Foreign ministers from Armenia and Azerbaijan will attend talks on Friday about the flair-up of violence in the region of Nagorno-Karabakh in Moscow, according to the Kremlin.
“Baku and Yerevan have confirmed their participation in the negotiations in Moscow. Preparations are in full swing,” Russian Foreign Ministry spokeswoman Maria Zakharova told AFP.
Russian President Vladimir Putin invited foreign ministers from the two countries to visit Moscow for peace talks in an announcement late on Thursday, saying fighting in Nagorno-Karabakh should be halted for humanitarian reasons.
“The President of Russia is issuing a call to halt the fighting in the Nagorno-Karabakh on humanitarian grounds in order to exchange dead bodies and prisoners,” Putin said in a statement released by the Kremlin.
The move came as fighting between Armenian and Azerbaijani forces in Nagorno-Karabakh continued for an eleventh consecutive day on Thursday.

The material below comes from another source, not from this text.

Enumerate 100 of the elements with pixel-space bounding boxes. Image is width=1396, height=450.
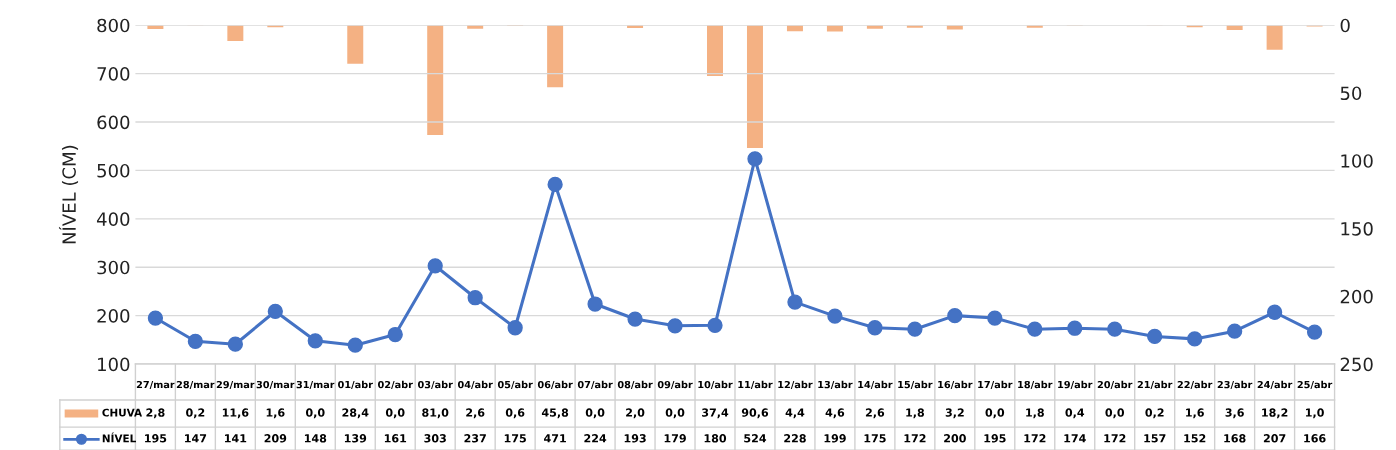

The two countries blame each other for the latest flare-up in deadly violence, which has killed at least 400 people since it broke out on September 27.
The announcement marks the first breakthrough in international efforts to try and broker a ceasefire between the two sides.

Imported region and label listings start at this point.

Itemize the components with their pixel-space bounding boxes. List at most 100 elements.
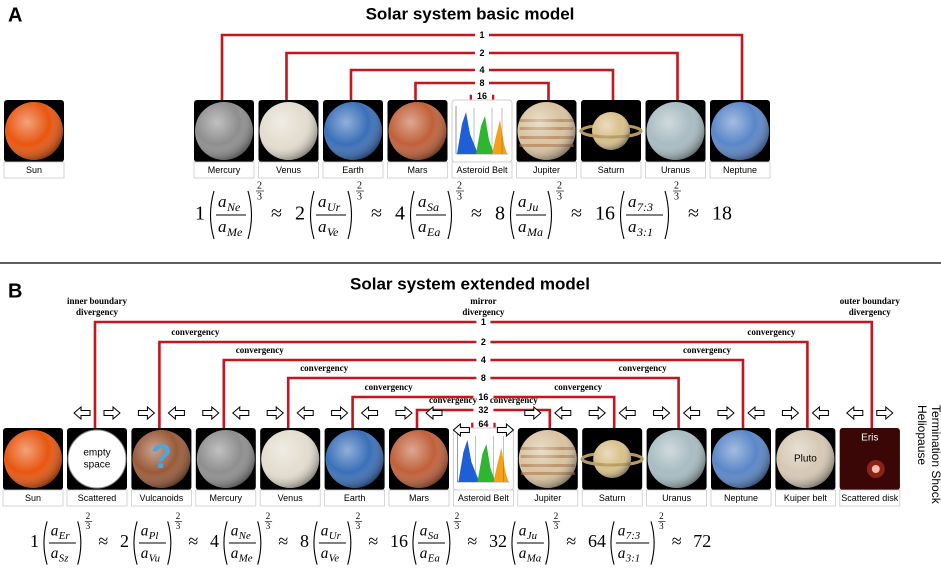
hist-fill bbox=[477, 444, 496, 482]
link-label-bg bbox=[476, 316, 491, 328]
planet-shade bbox=[4, 430, 62, 488]
planet-shade bbox=[592, 112, 630, 150]
formula-var: a bbox=[628, 192, 637, 211]
body-label: Neptune bbox=[723, 165, 757, 175]
planet-shade bbox=[646, 102, 705, 160]
planet bbox=[67, 429, 127, 489]
paren bbox=[209, 190, 215, 240]
divergency-label: mirror bbox=[470, 296, 496, 306]
planet-shade bbox=[518, 430, 577, 488]
formula-sub: Ne bbox=[226, 200, 241, 214]
body: Mercury bbox=[195, 428, 257, 507]
divergency-label: divergency bbox=[849, 307, 891, 317]
formula-approx: ≈ bbox=[188, 531, 198, 551]
body: Saturn bbox=[579, 100, 643, 179]
formula-var: a bbox=[519, 545, 527, 562]
body: Venus bbox=[259, 428, 321, 507]
formula-sub: Er bbox=[58, 530, 71, 542]
formula-exp: 3 bbox=[455, 521, 460, 531]
body-label: Jupiter bbox=[533, 165, 560, 175]
formula-exp: 2 bbox=[86, 511, 91, 521]
planet-shade bbox=[195, 102, 253, 160]
link-label-bg bbox=[473, 418, 494, 430]
formula-result: 18 bbox=[712, 203, 732, 225]
formula-exp: 2 bbox=[357, 180, 362, 191]
body-label: Saturn bbox=[598, 165, 625, 175]
body-label: Asteroid Belt bbox=[458, 493, 510, 503]
formula-approx: ≈ bbox=[278, 531, 288, 551]
planet-shade bbox=[776, 430, 835, 488]
formula-exp: 2 bbox=[257, 180, 262, 191]
paren bbox=[650, 521, 655, 565]
formula-exp: 2 bbox=[659, 511, 664, 521]
formula-sub: Ea bbox=[426, 225, 440, 239]
formula-var: a bbox=[218, 217, 227, 236]
paren bbox=[257, 521, 262, 565]
body-inner-text: Pluto bbox=[794, 454, 817, 465]
convergency-label: convergency bbox=[236, 345, 284, 355]
convergency-label: convergency bbox=[365, 382, 413, 392]
paren bbox=[610, 521, 615, 565]
paren bbox=[545, 521, 550, 565]
formula-var: a bbox=[420, 545, 428, 562]
body-label-box bbox=[66, 489, 128, 507]
body-inner-text: empty bbox=[83, 448, 110, 459]
body-label: Venus bbox=[276, 165, 302, 175]
formula-exp: 3 bbox=[266, 521, 271, 531]
planet-shade bbox=[132, 430, 191, 488]
formula-approx: ≈ bbox=[471, 203, 482, 225]
formula-exp: 3 bbox=[357, 191, 362, 202]
body-label: Jupiter bbox=[534, 493, 561, 503]
arrow bbox=[73, 405, 91, 421]
formula-coef: 2 bbox=[120, 531, 129, 551]
formula-sub: Sa bbox=[427, 200, 439, 214]
formula-approx: ≈ bbox=[672, 531, 682, 551]
body-label-box bbox=[258, 161, 319, 179]
panel-letter: B bbox=[8, 280, 22, 302]
formula-var: a bbox=[231, 545, 239, 562]
formula-exp: 2 bbox=[455, 511, 460, 521]
formula-approx: ≈ bbox=[271, 203, 282, 225]
formula-var: a bbox=[231, 523, 239, 540]
arrow bbox=[554, 405, 572, 421]
formula-exp: 3 bbox=[356, 521, 361, 531]
convergency-label: convergency bbox=[683, 345, 731, 355]
planet-shade bbox=[711, 102, 769, 160]
body-label-box bbox=[2, 489, 64, 507]
body: Earth bbox=[322, 100, 384, 179]
hist-fill bbox=[458, 440, 480, 482]
body-label: Earth bbox=[342, 165, 364, 175]
planet-shade bbox=[712, 430, 770, 488]
arrow bbox=[781, 405, 800, 421]
formula-sub: Ju bbox=[527, 530, 538, 542]
formula-sub: 3:1 bbox=[625, 553, 640, 565]
paren bbox=[133, 521, 138, 565]
body: Uranus bbox=[645, 100, 706, 179]
formula-exp: 3 bbox=[554, 521, 559, 531]
link-label: 8 bbox=[479, 78, 484, 88]
body-label: Mars bbox=[408, 165, 428, 175]
body: Jupiter bbox=[516, 100, 577, 179]
body-label-box bbox=[775, 489, 836, 507]
body: Asteroid Belt bbox=[451, 99, 513, 179]
formula-sub: Sa bbox=[428, 530, 439, 542]
formula-sub: Ve bbox=[329, 553, 339, 565]
link-label: 1 bbox=[479, 30, 484, 40]
body: Pluto Kuiper belt bbox=[775, 428, 836, 507]
formula-coef: 16 bbox=[595, 203, 615, 225]
paren bbox=[223, 521, 228, 565]
formula-coef: 4 bbox=[395, 203, 405, 225]
link-label: 16 bbox=[478, 392, 488, 402]
arrow bbox=[395, 405, 413, 421]
body: Earth bbox=[324, 428, 386, 507]
formula-sub: 7:3 bbox=[637, 200, 653, 214]
formula-exp: 3 bbox=[674, 191, 679, 202]
convergency-label: convergency bbox=[300, 363, 348, 373]
body: Mars bbox=[387, 100, 448, 179]
body-label-box bbox=[324, 489, 386, 507]
arrow bbox=[103, 405, 121, 421]
link-label-bg bbox=[476, 354, 491, 366]
body-label-box bbox=[839, 489, 901, 507]
body-glow bbox=[866, 460, 885, 478]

The international community has repeatedly called for an immediate halt to the fighting but there are no signs yet of the conflict abating.
The leaders of France, Russia and the United States jointly called for an immediate ceasefire in the Caucasus in a statement.
Emmanuel Macron, Putin and Donald Trump last week condemned the escalation of violence and said both sides should resume negotiations for a peace settlement in Nagorno-Karabakh.
They said they were representing the OSCE Minsk Group, a collection of countries that came together in 1992 to find a solution to the conflict.
The former Soviet states of Azerbaijan and Armenia fought a bloody war over the mountainous region of Nagorno-Karabakh in the early 1990s.
Thousands were killed on both sides. Hundreds of thousands of people were displaced.
The war ended with a truce in 1994, although there has been sporadic violence since.